ESG投資では長期の運用が前提となる

地球温暖化や人権問題などは、当然のことながら今日、明日で解決できる問題ではなく、長期的な対策が必要となる。問題解決に取り組む企業においても、いかに長期的に持続可能かが問われるわけだ。そのため現時点でESG投資を実践するのは、主に年金基金や保険会社など10年、20年といったスパンでの安定的な運用を前提とする機関投資家が多い。

またESGを重視した経営を行う企業は、社会的な価値が高くなることで収益も上がりやすいと言われる。個人投資家にとっても、長期保有でリターンを得られる可能性は高いと考えられる。

例えば最近だと、スターバックスが国内店舗においてプラスチック製のストローを廃止し、紙製のストロー導入を始めた。もともと同社は発展途上国でつくられたコーヒー豆を適正価格で取引するフェアトレードも実施しており、環境や社会に配慮した取り組みを積極的に行っていたが、その取り組みに賛同する人が増えればスターバックス店舗の利用者も増加し、結果的に企業の利益も向上する。そして利益の増加によって、その一部が投資家に還元されるという流れだ。

このように、個人投資家にとっても長期保有で恩恵を享受しやすいと考えられるESG投資。老後資金の確保など、長期での積立投資が前提となる資産形成とも相性が良いと言えそうだ。

社会貢献にもつながる! ESG投資を個人が実践する方法とは?

では、ESG投資を個人が手軽に実践する方法はあるのだろうか? ここでは、国内における代表的なESG関連のETFを紹介したい。

厚生年金や国民年金の財源となる資金の管理・運用を行うGPIF(年金積立金管理運用独立行政法人)では、国内のESG指数への投資をすでに行っていることで知られている。そんなGPIFが採用する指数とは、次の3つだ。

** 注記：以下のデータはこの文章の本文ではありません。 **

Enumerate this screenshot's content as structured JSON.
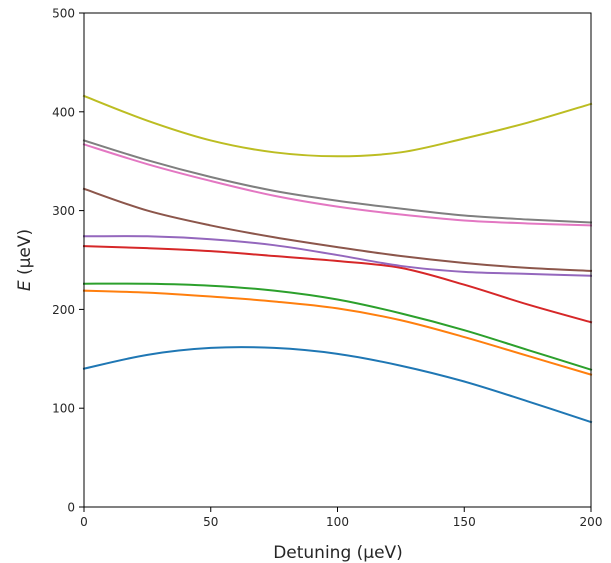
{
  "chart_data": {
    "type": "line",
    "title": "",
    "xlabel": "Detuning (μeV)",
    "ylabel": "E (μeV)",
    "ylabel_parts": {
      "var": "E",
      "unit": " (μeV)"
    },
    "xlim": [
      0,
      200
    ],
    "ylim": [
      0,
      500
    ],
    "xticks": [
      0,
      50,
      100,
      150,
      200
    ],
    "yticks": [
      0,
      100,
      200,
      300,
      400,
      500
    ],
    "grid": false,
    "legend": "none",
    "x": [
      0,
      25,
      50,
      75,
      100,
      125,
      150,
      175,
      200
    ],
    "series": [
      {
        "color": "#1f77b4",
        "values": [
          140,
          154,
          161,
          161,
          155,
          143,
          127,
          107,
          86
        ]
      },
      {
        "color": "#ff7f0e",
        "values": [
          219,
          217,
          213,
          208,
          201,
          189,
          172,
          153,
          134
        ]
      },
      {
        "color": "#2ca02c",
        "values": [
          226,
          226,
          224,
          219,
          210,
          196,
          179,
          159,
          139
        ]
      },
      {
        "color": "#d62728",
        "values": [
          264,
          262,
          259,
          254,
          249,
          242,
          225,
          205,
          187
        ]
      },
      {
        "color": "#9467bd",
        "values": [
          274,
          274,
          271,
          265,
          255,
          244,
          238,
          236,
          234
        ]
      },
      {
        "color": "#8c564b",
        "values": [
          322,
          300,
          285,
          273,
          263,
          254,
          247,
          242,
          239
        ]
      },
      {
        "color": "#e377c2",
        "values": [
          367,
          347,
          330,
          315,
          304,
          296,
          290,
          287,
          285
        ]
      },
      {
        "color": "#7f7f7f",
        "values": [
          371,
          351,
          334,
          320,
          310,
          302,
          295,
          291,
          288
        ]
      },
      {
        "color": "#bcbd22",
        "values": [
          416,
          391,
          371,
          359,
          355,
          359,
          373,
          389,
          408
        ]
      }
    ]
  }
}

・FTSE Blossom Japan Index ・MSCI ジャパン ESG セレクト・リーダーズ指数 ・MSCI 日本株女性活躍指数(愛称は WIN)

この3つの指数への連動を目指すETFは東京証券取引所に上場しており、個人投資家でも購入できるため、ESG投資を手軽に実践できる。ETFの購入を通じてESGに配慮した経営を行う企業に投資すれば、間接的に社会貢献にもつながると言える。前述の通り、ESG関連の投資信託の設定も増えていることから、日本以外にも投資したいという人であれば、そちらを活用するのもいいだろう。

コロナ禍で、さらに注目を集めるESG投資。今後は機関投資家のみならず個人投資家の間でも、資産形成の手段として主流になっていくかもしれない。